Sometimes I wonder if the problem I have talking to the members of the building controls industry is that they have been badly managed for two long. You can tell someone who has been bludgeoned into using one tool for everything, because they want to use that tool for everything. They can lose their judgment and like a two year old with a hammer, decide everything is a nail.
Quality management is a wonderful discipline. It has improved every aspect of our lives while driving down costs. We daily expect quality that was unimaginable just a few years ago. Still, there is a darker side to these movements.
Much has been written of how 3M destroyed its culture of creativity and invention by inappropriate application of Six Sigma methodologies. Manufacturing quality improved. Shipping reliability improved. Yet no one was able to invent in accord with the process management methodology. “Last year we had 2 inventions per month; through careful management we to have expect 2.7 per lab throughout this quarter.” It sounds silly if you say it out loud. And yet, it nearly killed 3M.

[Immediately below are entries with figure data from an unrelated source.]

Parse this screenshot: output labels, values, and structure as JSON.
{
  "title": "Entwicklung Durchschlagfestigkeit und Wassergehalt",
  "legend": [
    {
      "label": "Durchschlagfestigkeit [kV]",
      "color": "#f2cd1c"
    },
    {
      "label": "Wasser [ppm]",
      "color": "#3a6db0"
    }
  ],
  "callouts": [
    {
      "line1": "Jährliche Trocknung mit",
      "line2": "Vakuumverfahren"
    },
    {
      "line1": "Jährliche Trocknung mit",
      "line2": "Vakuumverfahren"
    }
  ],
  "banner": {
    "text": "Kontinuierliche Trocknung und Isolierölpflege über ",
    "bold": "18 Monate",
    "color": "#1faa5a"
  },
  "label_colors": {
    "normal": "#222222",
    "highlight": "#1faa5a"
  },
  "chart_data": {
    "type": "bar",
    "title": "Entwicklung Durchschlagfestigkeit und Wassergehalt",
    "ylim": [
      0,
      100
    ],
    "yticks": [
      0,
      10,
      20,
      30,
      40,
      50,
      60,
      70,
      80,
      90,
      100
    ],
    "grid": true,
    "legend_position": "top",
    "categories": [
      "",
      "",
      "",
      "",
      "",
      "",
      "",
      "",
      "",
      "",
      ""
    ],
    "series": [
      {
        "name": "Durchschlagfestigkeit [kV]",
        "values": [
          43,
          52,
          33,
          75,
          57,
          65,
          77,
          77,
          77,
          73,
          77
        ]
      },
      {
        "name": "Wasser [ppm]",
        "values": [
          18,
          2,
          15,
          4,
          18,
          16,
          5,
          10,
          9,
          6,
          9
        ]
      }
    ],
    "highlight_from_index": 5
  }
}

All these quality methodologies have a common focus on process. All processes must be defined, and documented, and repeatable. This is great when the controls companies are making the sensors and the controllers that go above my ceiling. It is great when they are shipping them on time. It has nothing to do with how they are installed, or designed, or run in today's market.
As the director of Building Services at UNC said to me last month “You know who designed the control systems – it’s some guy who works for the low bidder standing on a bucket”. And he’s right. This area could use some process and repeatability. It could use design improvements. It would be nice if it was designed at all. If you want to use process optimization, work on that.

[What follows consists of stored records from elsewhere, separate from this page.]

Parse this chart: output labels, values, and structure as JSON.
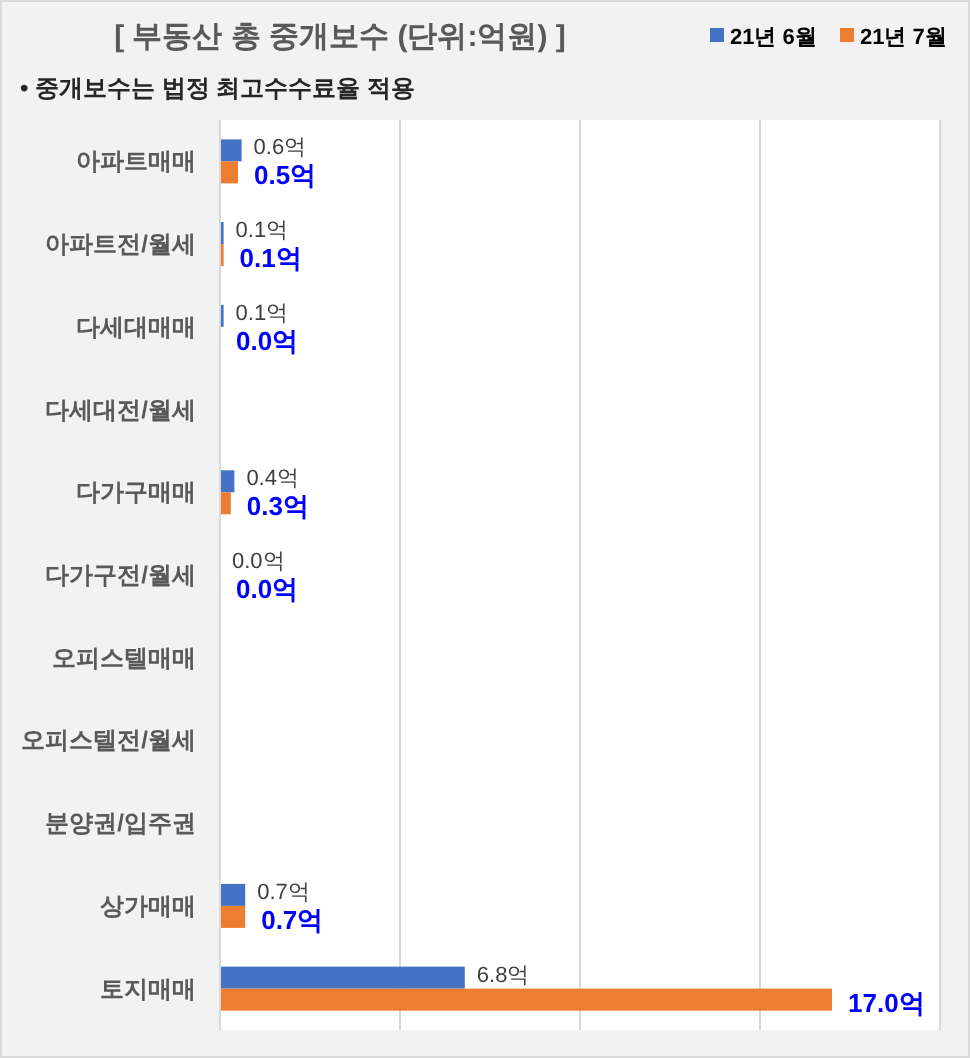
{
  "chart_data": {
    "type": "bar",
    "orientation": "horizontal",
    "title": "[ 부동산 총 중개보수 (단위:억원) ]",
    "annotations": [
      "• 중개보수는 법정 최고수수료율 적용"
    ],
    "categories": [
      "아파트매매",
      "아파트전/월세",
      "다세대매매",
      "다세대전/월세",
      "다가구매매",
      "다가구전/월세",
      "오피스텔매매",
      "오피스텔전/월세",
      "분양권/입주권",
      "상가매매",
      "토지매매"
    ],
    "series": [
      {
        "name": "21년 6월",
        "color": "#4472c4",
        "values": [
          0.6,
          0.1,
          0.1,
          null,
          0.4,
          0.0,
          null,
          null,
          null,
          0.7,
          6.8
        ],
        "value_labels": [
          "0.6억",
          "0.1억",
          "0.1억",
          null,
          "0.4억",
          "0.0억",
          null,
          null,
          null,
          "0.7억",
          "6.8억"
        ]
      },
      {
        "name": "21년 7월",
        "color": "#ed7d31",
        "values": [
          0.5,
          0.1,
          0.0,
          null,
          0.3,
          0.0,
          null,
          null,
          null,
          0.7,
          17.0
        ],
        "value_labels": [
          "0.5억",
          "0.1억",
          "0.0억",
          null,
          "0.3억",
          "0.0억",
          null,
          null,
          null,
          "0.7억",
          "17.0억"
        ]
      }
    ],
    "xlim": [
      0,
      20
    ],
    "xticks": [
      {
        "value": 0,
        "label": null
      },
      {
        "value": 5,
        "label": null
      },
      {
        "value": 10,
        "label": null
      },
      {
        "value": 15,
        "label": null
      },
      {
        "value": 20,
        "label": null
      }
    ],
    "grid": "x",
    "legend": "top right"
  }
}
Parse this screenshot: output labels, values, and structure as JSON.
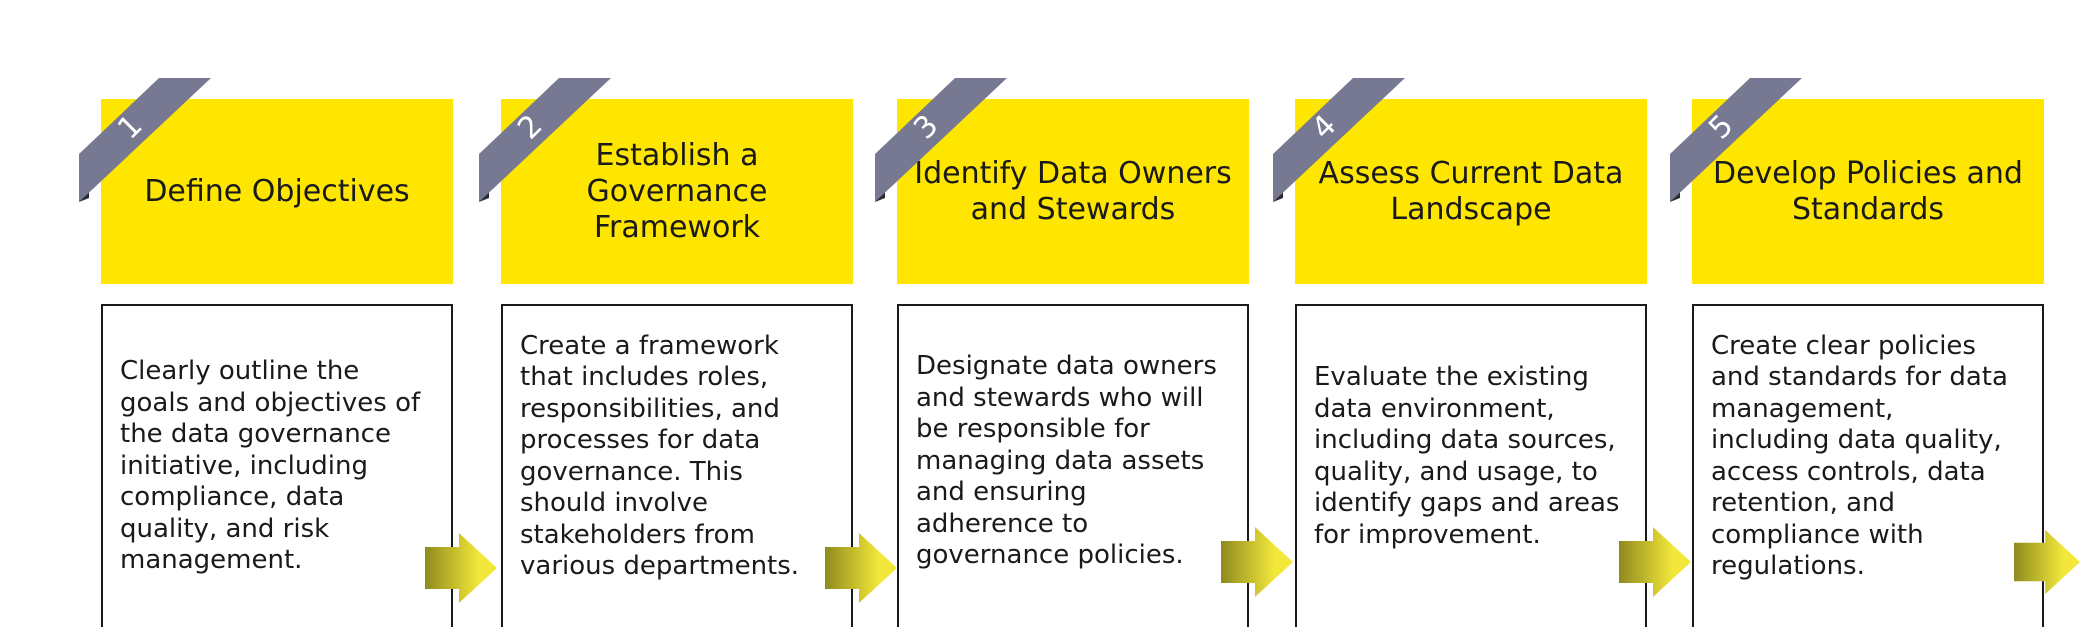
{
  "steps": [
    {
      "number": "1",
      "title": "Define Objectives",
      "description": "Clearly outline the goals and objectives of the data governance initiative, including compliance, data quality, and risk management."
    },
    {
      "number": "2",
      "title": "Establish a Governance Framework",
      "description": "Create a framework that includes roles, responsibilities, and processes for data governance. This should involve stakeholders from various departments."
    },
    {
      "number": "3",
      "title": "Identify Data Owners and Stewards",
      "description": "Designate data owners and stewards who will be responsible for managing data assets and ensuring adherence to governance policies."
    },
    {
      "number": "4",
      "title": "Assess Current Data Landscape",
      "description": "Evaluate the existing data environment, including data sources, quality, and usage, to identify gaps and areas for improvement."
    },
    {
      "number": "5",
      "title": "Develop Policies and Standards",
      "description": "Create clear policies and standards for data management, including data quality, access controls, data retention, and compliance with regulations."
    }
  ],
  "colors": {
    "header": "#ffe600",
    "badge": "#777891",
    "badge_shadow": "#2b2b33",
    "arrow_light": "#f3e83a",
    "arrow_dark": "#8f8a1f",
    "text": "#1a1a1a"
  }
}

But don’t try to make the building owner or tenant focus on your process.
This focus on process lets the self-absorbed product engineer in the large building systems company tell himself that the lousy controls protocols we have today are any good. All of them, and I include oBIX, raise focus on the process, make understanding the process critical to interacting with the system, and thereby reduce the value of their systems.
When I interact with a Six Sigma warehouse, I know the goods will be shipped on time. If my clerk is on a first name basis with each person on the loading dock, I know that there are regular problems. When I interact with a six sigma manufacturer, I do it in part so that I do not need to know the details of their returns policy.
Stop making me know what is going on in your control systems. That is not an enterprise interface. And the sale cycles and upgrade rates of the building systems industry will stay awful until the industry recognizes this.